The Girl Who Leapt Through Time is a surprising sweet natured fable. The rare piece of science fiction that also works as a slice of life and manages to slip in a nice, unobstrusive moral to boot. One doesn’t want to over sell. The nice thing about The Girl Who Leapt Through Time is that if feels somewhat delicate.
The Girl Who Leapt Through Time follows Makoto a young Japanese girl who is wiling away the last days of her high school year with her two platonic male friends. She develops the (initially and perhaps beneficially) unexplained ability to leap back short jots in time. Which she promptly puts to more or less selfish use. The first hour is little but graceful funny little vignettes in which Makato learns the implications of her power. The parellel time lines wittly choreographed to and punctuated by The Goldberg Variations.
The nice thing about The Girl Who Leapt Through Time is how unforced its narrative is. There are no shadowy government agents trying to exploit Makoto’s talent, no ticking clock, no manufactured crisis (though a few manage to manufacture themselves.) There’s nothing external everything is on Makoto. As in all the best sci-fi its simply about how ordinary people deal with the extraordinary. This is a movie that does not insist, even on its dread, which in a few sequences is very palpable.
The plotting, conversational pace and approach to character, and theme of the inexplicable intruding on the firmly established rhythms of day to day life suggest anime Richard Kelly more than anything else. Though as Kelly tends to do it perhaps takes the plot and its own assumptions about our suspensions of disbelief a step and a half too far. (There is also a sequence involving a train that can’t help but bring to mind the recent Source Code. Though this proves nothing so much as in a subgenre as small as Time Travel Sci Fi, a certain familial resemblance is inevitable. After all its not everyday that you come across a metaphor that works as narrative without drawing attention to itself.)
Though not spectacular and marred by some clumsy CGI augmentation, the animation is fluid, expressive and contains a sharp eye for detail. The actual leaps through time are portrayed with some startlingly burst of abstract animation that would make Jodorowsky put down the pipe.

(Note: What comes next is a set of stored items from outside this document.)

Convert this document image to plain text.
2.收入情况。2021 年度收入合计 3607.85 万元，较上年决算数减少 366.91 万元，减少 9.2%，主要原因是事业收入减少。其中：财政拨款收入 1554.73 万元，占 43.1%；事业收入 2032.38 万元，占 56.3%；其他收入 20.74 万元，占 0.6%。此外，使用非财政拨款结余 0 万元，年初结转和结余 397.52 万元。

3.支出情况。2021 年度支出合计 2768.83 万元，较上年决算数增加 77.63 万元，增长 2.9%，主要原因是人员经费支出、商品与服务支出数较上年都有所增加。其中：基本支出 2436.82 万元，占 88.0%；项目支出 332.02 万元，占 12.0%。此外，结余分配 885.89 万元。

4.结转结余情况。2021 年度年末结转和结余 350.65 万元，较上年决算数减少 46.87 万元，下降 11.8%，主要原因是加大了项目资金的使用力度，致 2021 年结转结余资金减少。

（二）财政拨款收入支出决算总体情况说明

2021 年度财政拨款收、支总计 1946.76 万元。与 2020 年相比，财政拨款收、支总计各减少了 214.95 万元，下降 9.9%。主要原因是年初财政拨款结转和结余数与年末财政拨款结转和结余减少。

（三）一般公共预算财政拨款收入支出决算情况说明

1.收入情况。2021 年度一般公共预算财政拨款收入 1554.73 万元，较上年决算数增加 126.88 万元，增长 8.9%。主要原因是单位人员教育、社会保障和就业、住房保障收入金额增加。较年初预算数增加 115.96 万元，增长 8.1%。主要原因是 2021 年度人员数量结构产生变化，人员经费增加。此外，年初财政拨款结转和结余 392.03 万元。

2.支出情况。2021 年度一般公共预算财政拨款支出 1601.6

The film does end with a whimper rather than a bang. Well that’s not really fair, but it chooses a wistful melancholy over any large scale resolution. And the main characters actions at the end are faintly inexplicable (This I’m willing to chalk up to cultural difference. Though it does seem a bit odd in that it embraces one half of the film’s message while leaving the other out in the cold). Still The Girl Who Leapt Through Time does so much right and I can’t really say that the ending is wrong. Mamoru Hosada is an intriguing director and in the wake of the untimely death of Satoshi Kon this is needed in anime (and animation in general) now more than ever. I can pay no higher compliment to The Girl Who Leapt Through Time than to note that his next film Summer Wars just leapt to the top of my queue.